I am very angry with Hanna. Why did she get into so
much trouble? Aren't adults supposed to know better? Hanna has ruined my life. And I don't just mean that she might have given me AIDS. I have other problems too, but I don't feel like writing about them now.

Seven minutes down and fifty-three to go. Have to keep writing for “at least one hour”, you said. “One thousand words minimum. Once a week. Until the eve of the new millenium. A time capsule. Automatic writing. Let your thoughts flow. Get in touch with your feelings. One half of your final mark.”

I guess I can do this. My mother has started a journal too. A nurse said that she could do this to “help her sort out her feelings”. Is that the same as “getting in touch”? Mom is depressed because Hanna is dying.

What am I going to write about?

You said to introduce ourselves, so here goes.

Mom says I was named after a girl in a poem by Mr. Irving Layton, a famous Canadian poet. The poem is called “Song for Naomi.” Mr. Layton wrote it for his daughter. A copy of it is framed and hanging in the room where I am right now. When I was born, Mom was at university. She was taking an English course, as well as engineering courses.

I read in a magazine recently that Mr. Layton didn't care about his kids, only about his great career. That's
what his son David said. So I guess the poem was hypocritical.

Sometimes I think my mother thinks more about her career than about me. Every summer for the past four years, I have gone to Grandma's house. I did this so Mom could live cheaply and study quietly. (She was taking her Master's degree.) I like going to Grandma's, but I don't like getting out of the way. I disappear not only so Mom can study, but also so she can spend time with Joe and Aunt Hanna.

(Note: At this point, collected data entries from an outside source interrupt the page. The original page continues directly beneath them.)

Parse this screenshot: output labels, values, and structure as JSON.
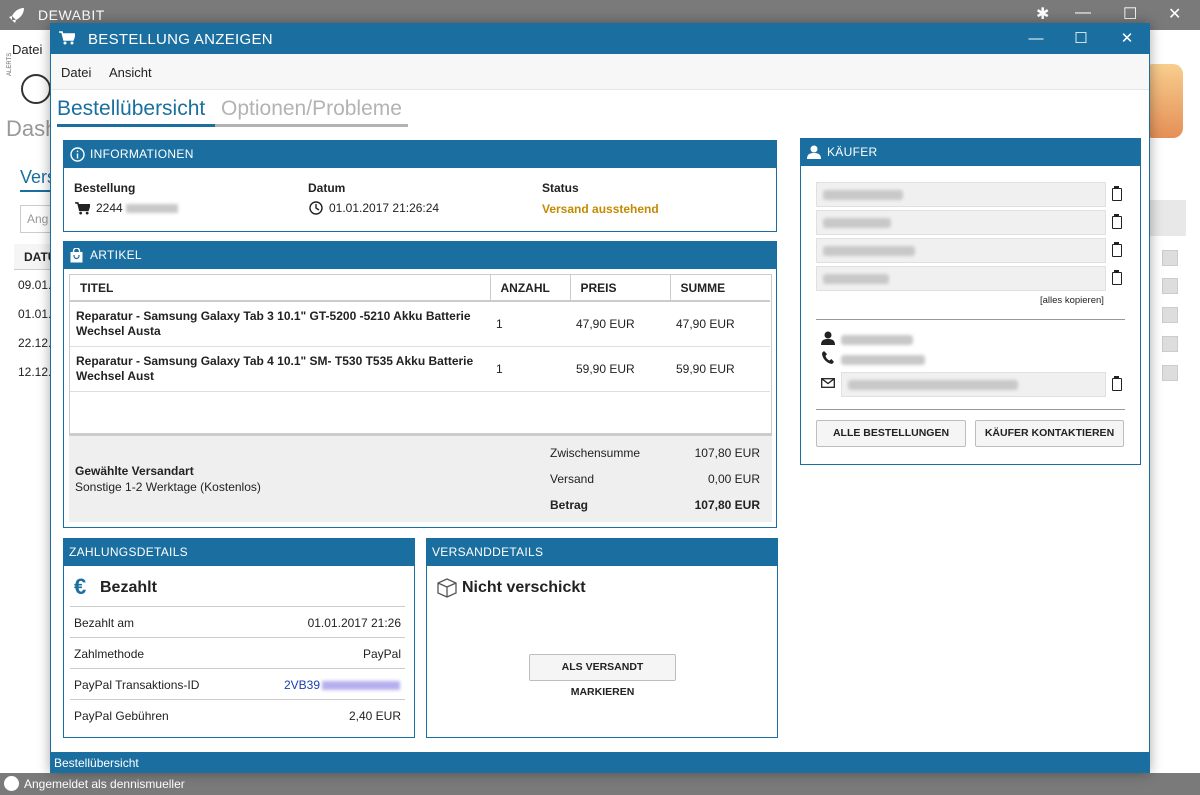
{
  "bg_app": {
    "title": "DEWABIT",
    "menu_datei": "Datei",
    "alerts_label": "ALERTS",
    "dashboard_label": "Dash",
    "tab_label": "Vers",
    "search_placeholder": "Ang",
    "table_header": "DATU",
    "rows": [
      "09.01.",
      "01.01.",
      "22.12.",
      "12.12."
    ],
    "status_user": "Angemeldet als dennismueller",
    "wc_min": "—",
    "wc_max": "☐",
    "wc_close": "✕"
  },
  "window": {
    "title": "BESTELLUNG ANZEIGEN",
    "wc_min": "—",
    "wc_max": "☐",
    "wc_close": "✕",
    "menu": {
      "file": "Datei",
      "view": "Ansicht"
    },
    "tabs": {
      "overview": "Bestellübersicht",
      "options": "Optionen/Probleme"
    },
    "statusbar": "Bestellübersicht"
  },
  "info": {
    "heading": "INFORMATIONEN",
    "order_label": "Bestellung",
    "order_value": "2244",
    "date_label": "Datum",
    "date_value": "01.01.2017 21:26:24",
    "status_label": "Status",
    "status_value": "Versand ausstehend"
  },
  "articles": {
    "heading": "ARTIKEL",
    "columns": [
      "TITEL",
      "ANZAHL",
      "PREIS",
      "SUMME"
    ],
    "rows": [
      {
        "title": "Reparatur - Samsung Galaxy Tab 3 10.1\" GT-5200 -5210 Akku Batterie Wechsel Austa",
        "qty": "1",
        "price": "47,90 EUR",
        "sum": "47,90 EUR"
      },
      {
        "title": "Reparatur - Samsung Galaxy Tab 4 10.1\" SM- T530 T535  Akku Batterie Wechsel Aust",
        "qty": "1",
        "price": "59,90 EUR",
        "sum": "59,90 EUR"
      }
    ],
    "shipping_label": "Gewählte Versandart",
    "shipping_value": "Sonstige 1-2 Werktage (Kostenlos)",
    "subtotal_label": "Zwischensumme",
    "subtotal_value": "107,80 EUR",
    "shipping_cost_label": "Versand",
    "shipping_cost_value": "0,00 EUR",
    "total_label": "Betrag",
    "total_value": "107,80 EUR"
  },
  "buyer": {
    "heading": "KÄUFER",
    "copy_all": "[alles kopieren]",
    "btn_all_orders": "ALLE BESTELLUNGEN",
    "btn_contact": "KÄUFER KONTAKTIEREN"
  },
  "payment": {
    "heading": "ZAHLUNGSDETAILS",
    "status": "Bezahlt",
    "rows": [
      {
        "k": "Bezahlt am",
        "v": "01.01.2017 21:26"
      },
      {
        "k": "Zahlmethode",
        "v": "PayPal"
      },
      {
        "k": "PayPal Transaktions-ID",
        "v": "2VB39"
      },
      {
        "k": "PayPal Gebühren",
        "v": "2,40 EUR"
      }
    ]
  },
  "shipping": {
    "heading": "VERSANDDETAILS",
    "status": "Nicht verschickt",
    "btn_mark_shipped": "ALS VERSANDT MARKIEREN"
  },
  "colors": {
    "accent": "#1a6fa0",
    "status_pending": "#c48a00",
    "link": "#1a3fb0"
  }
}
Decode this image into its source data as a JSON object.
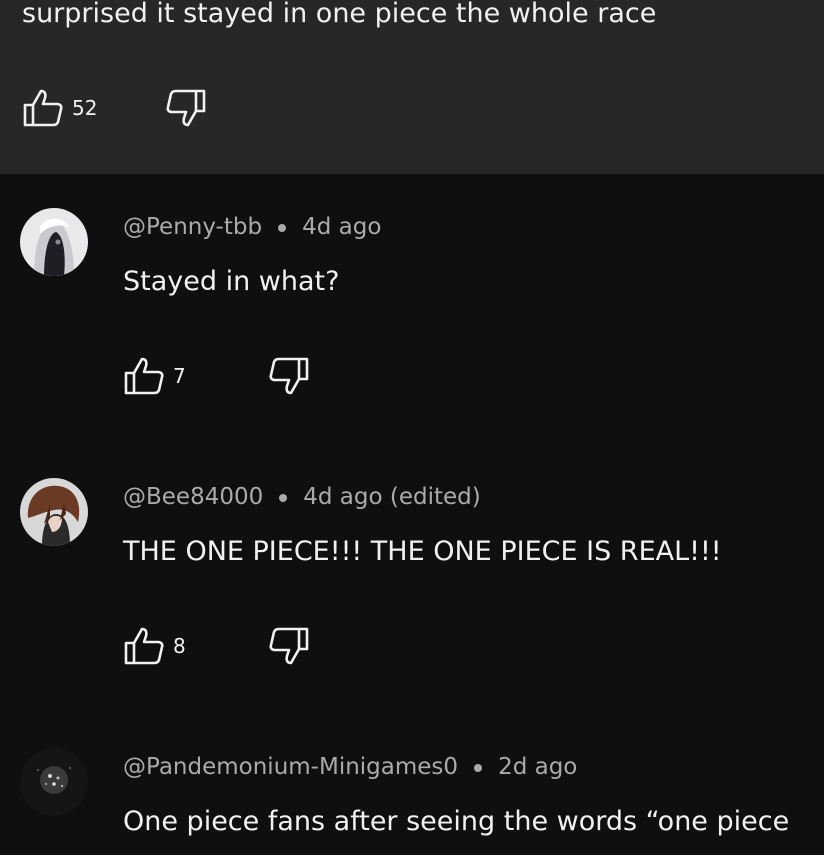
{
  "top_comment": {
    "text": "surprised it stayed in one piece the whole race",
    "likes": "52"
  },
  "comments": [
    {
      "author": "@Penny-tbb",
      "time": "4d ago",
      "text": "Stayed in what?",
      "likes": "7",
      "avatar_icon": "avatar-white-hair"
    },
    {
      "author": "@Bee84000",
      "time": "4d ago (edited)",
      "text": "THE ONE PIECE!!! THE ONE PIECE IS REAL!!!",
      "likes": "8",
      "avatar_icon": "avatar-brown-hair"
    },
    {
      "author": "@Pandemonium-Minigames0",
      "time": "2d ago",
      "text": "One piece fans after seeing the words “one piece",
      "avatar_icon": "avatar-dark-space"
    }
  ],
  "colors": {
    "background": "#0f0f0f",
    "top_panel": "#272727",
    "meta_text": "#aaaaaa",
    "text": "#f1f1f1"
  }
}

Joe Dekkers is my mother's “manfriend”, My mother is divorced from my father, whose name is Mark Janasiewicz. Mom left Dad before I was born. I have never met Dad. He lives in another country, and my parents can't afford to send me to visit him. Dad is a successful translator. But in his country, Poland, being successful doesn't mean you make much money.

Mrs. Henderson, you asked us to tell you about our greatest desire in life. Mine is to to be comfortable with myself. Happy with myself. I have no other goals. This bothers my mother. My second greatest desire is to meet my father. This also bothers my mother. In our family, we have a history of never seeing our fathers.

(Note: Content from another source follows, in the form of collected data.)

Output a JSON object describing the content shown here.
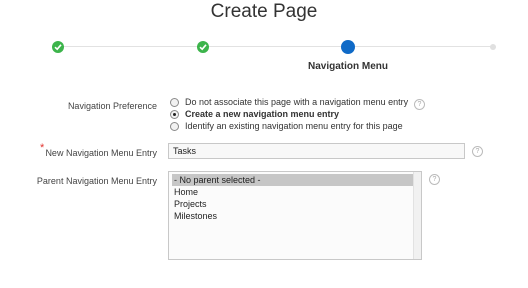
{
  "page": {
    "title": "Create Page"
  },
  "wizard": {
    "steps": [
      {
        "state": "done"
      },
      {
        "state": "done"
      },
      {
        "state": "current",
        "label": "Navigation Menu"
      },
      {
        "state": "upcoming"
      }
    ],
    "colors": {
      "done": "#3cb44b",
      "current": "#0f6ac7"
    }
  },
  "form": {
    "nav_pref": {
      "label": "Navigation Preference",
      "options": [
        "Do not associate this page with a navigation menu entry",
        "Create a new navigation menu entry",
        "Identify an existing navigation menu entry for this page"
      ],
      "selected_index": 1
    },
    "new_entry": {
      "label": "New Navigation Menu Entry",
      "value": "Tasks",
      "required": true
    },
    "parent_entry": {
      "label": "Parent Navigation Menu Entry",
      "options": [
        "- No parent selected -",
        "Home",
        "Projects",
        "Milestones"
      ],
      "selected_index": 0
    },
    "help_icon": "?"
  }
}
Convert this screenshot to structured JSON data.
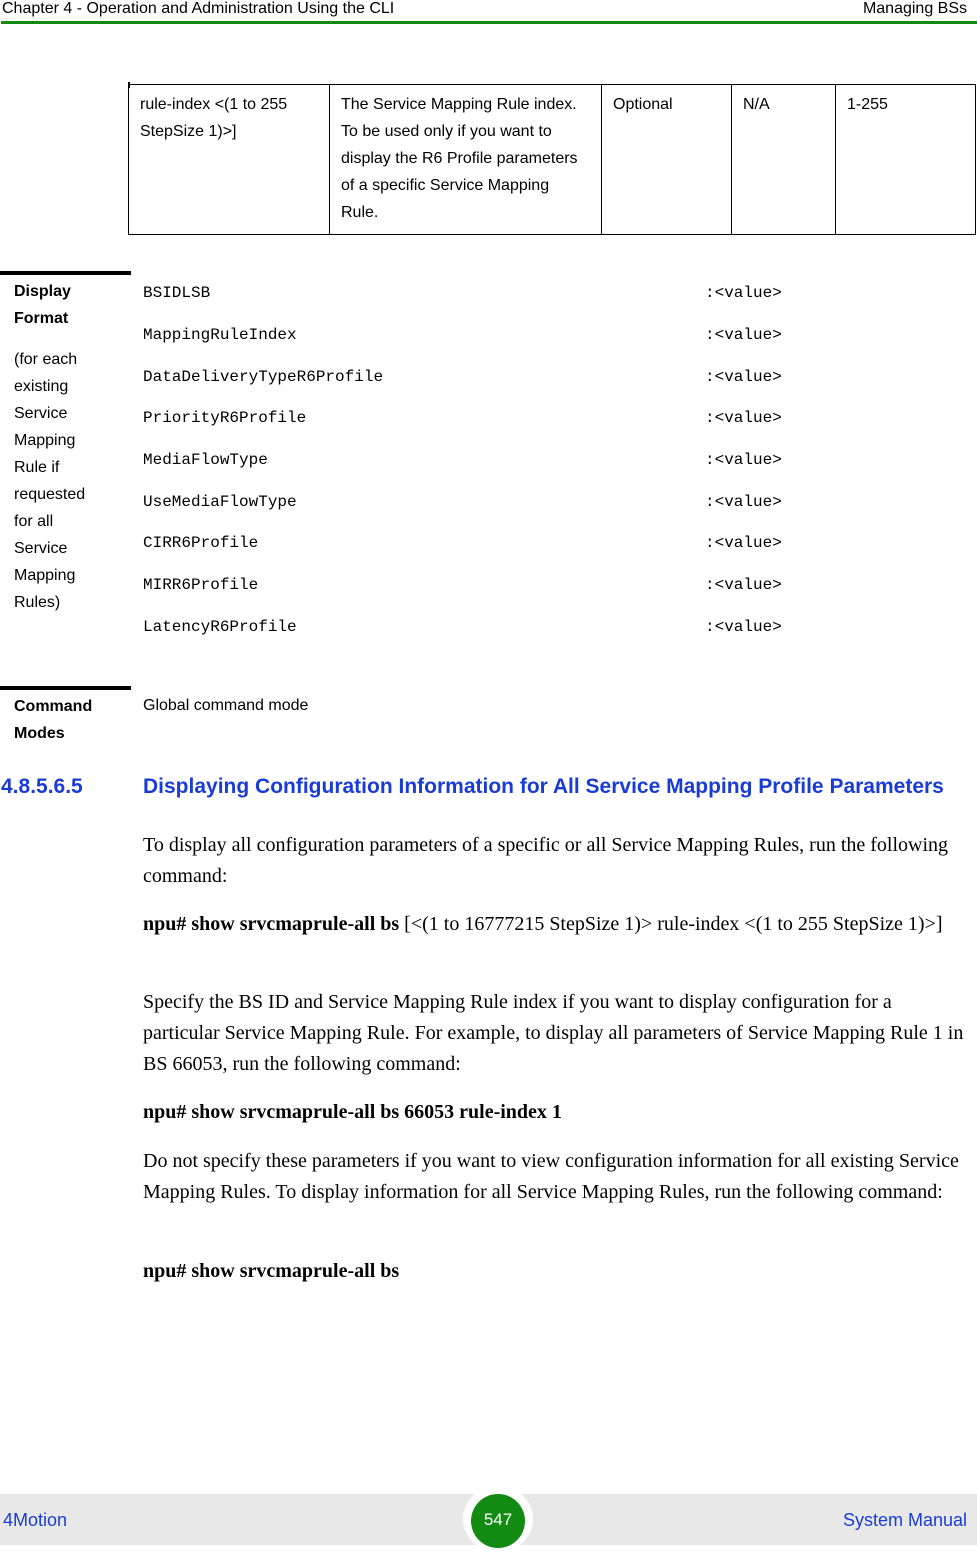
{
  "header": {
    "chapter": "Chapter 4 - Operation and Administration Using the CLI",
    "section": "Managing BSs",
    "accent_color": "#138a12"
  },
  "param_table": {
    "row": {
      "parameter": "rule-index <(1 to 255 StepSize 1)>]",
      "description": "The Service Mapping Rule index. To be used only  if you want to display the R6 Profile parameters of a specific Service Mapping Rule.",
      "presence": "Optional",
      "default": "N/A",
      "range": "1-255"
    }
  },
  "display_format": {
    "label": "Display Format",
    "sublabel": "(for each existing Service Mapping Rule if requested for all Service Mapping Rules)",
    "rows": [
      {
        "name": "BSIDLSB",
        "value": ":<value>"
      },
      {
        "name": "MappingRuleIndex",
        "value": ":<value>"
      },
      {
        "name": "DataDeliveryTypeR6Profile",
        "value": ":<value>"
      },
      {
        "name": "PriorityR6Profile",
        "value": ":<value>"
      },
      {
        "name": "MediaFlowType",
        "value": ":<value>"
      },
      {
        "name": "UseMediaFlowType",
        "value": ":<value>"
      },
      {
        "name": "CIRR6Profile",
        "value": ":<value>"
      },
      {
        "name": "MIRR6Profile",
        "value": ":<value>"
      },
      {
        "name": "LatencyR6Profile",
        "value": ":<value>"
      }
    ]
  },
  "command_modes": {
    "label": "Command Modes",
    "value": "Global command mode"
  },
  "section": {
    "number": "4.8.5.6.5",
    "title": "Displaying Configuration Information for All Service Mapping Profile Parameters",
    "color": "#1a3cd6"
  },
  "body": {
    "intro": "To display all configuration parameters of a specific or all Service Mapping Rules, run the following command:",
    "syntax_bold": "npu# show srvcmaprule-all bs",
    "syntax_rest": " [<(1 to 16777215 StepSize 1)> rule-index <(1 to 255 StepSize 1)>]",
    "specify": "Specify the BS ID and Service Mapping Rule index if you want to display configuration for a particular Service Mapping Rule. For example, to display all parameters of Service Mapping Rule 1 in BS 66053, run the following command:",
    "example_cmd": "npu# show srvcmaprule-all bs 66053 rule-index 1",
    "do_not": "Do not specify these parameters if you want to view configuration information for all existing Service Mapping Rules. To display information for all Service Mapping Rules, run the following command:",
    "all_cmd": "npu# show srvcmaprule-all bs"
  },
  "footer": {
    "left": "4Motion",
    "page": "547",
    "right": "System Manual"
  }
}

“What happened exactly 60 years ago, on September 10, 1939?” asked Mr. Dunlop yesterday in history class. Then he paused dramatically.

The pause got longer and longer.

Nobody could answer the question.

“Canada entered the Second World War,” Mr. Dunlop said.

Nobody looked interested.

“I am shocked that none of you knew that,” Mr. Dunlop went on. “Most of you have at least one grandfather or great uncle who fought in that war.”

Then, for homework, he told us to interview a relative who has memories of the war.

I explained to Mr. Dunlop that the only older relative I have handy is my Aunt Hanna, who was just a little kid in Poland during the war. He said I should interview her anyway. I said I would do this. I did not tell him that I am not looking forward to the experience.

Mrs. Henderson, I hope you are not shocked by what I just wrote. I am only being honest. I have good reasons to be angry with Aunt Hanna. Furthermore, history seems like a boring subject to me. I prefer real life right now.

Clear blue Alberta sky and bright yellow summer sun. Turquoise water of the swimming pool. Grandma's backyard seems like a resort with a pool, deck chairs, tables and wide umbrellas for shade. There is even a bar for fancy drinks, such as “Pink Lady”, and “Shirley Temple”, and “Screwdriver”.

Mom would be furious if she knew George invited me to drink alchohol sometimes, when Grandma wasn't around. Mom and Hanna don't drink at all, and neither does Joe. As for me, I don't like the taste
of liquor, so I don't touch the stuff, even when I'm invited to.

George definitely drinks too much, like Mom says. But I don't think Grandma takes too many pills, like Mom also says. Maybe she used to when Mom was my age, but she doesn't any more. Grandma says she's more confident than she used to be. I love Grandma. We see many things the same way.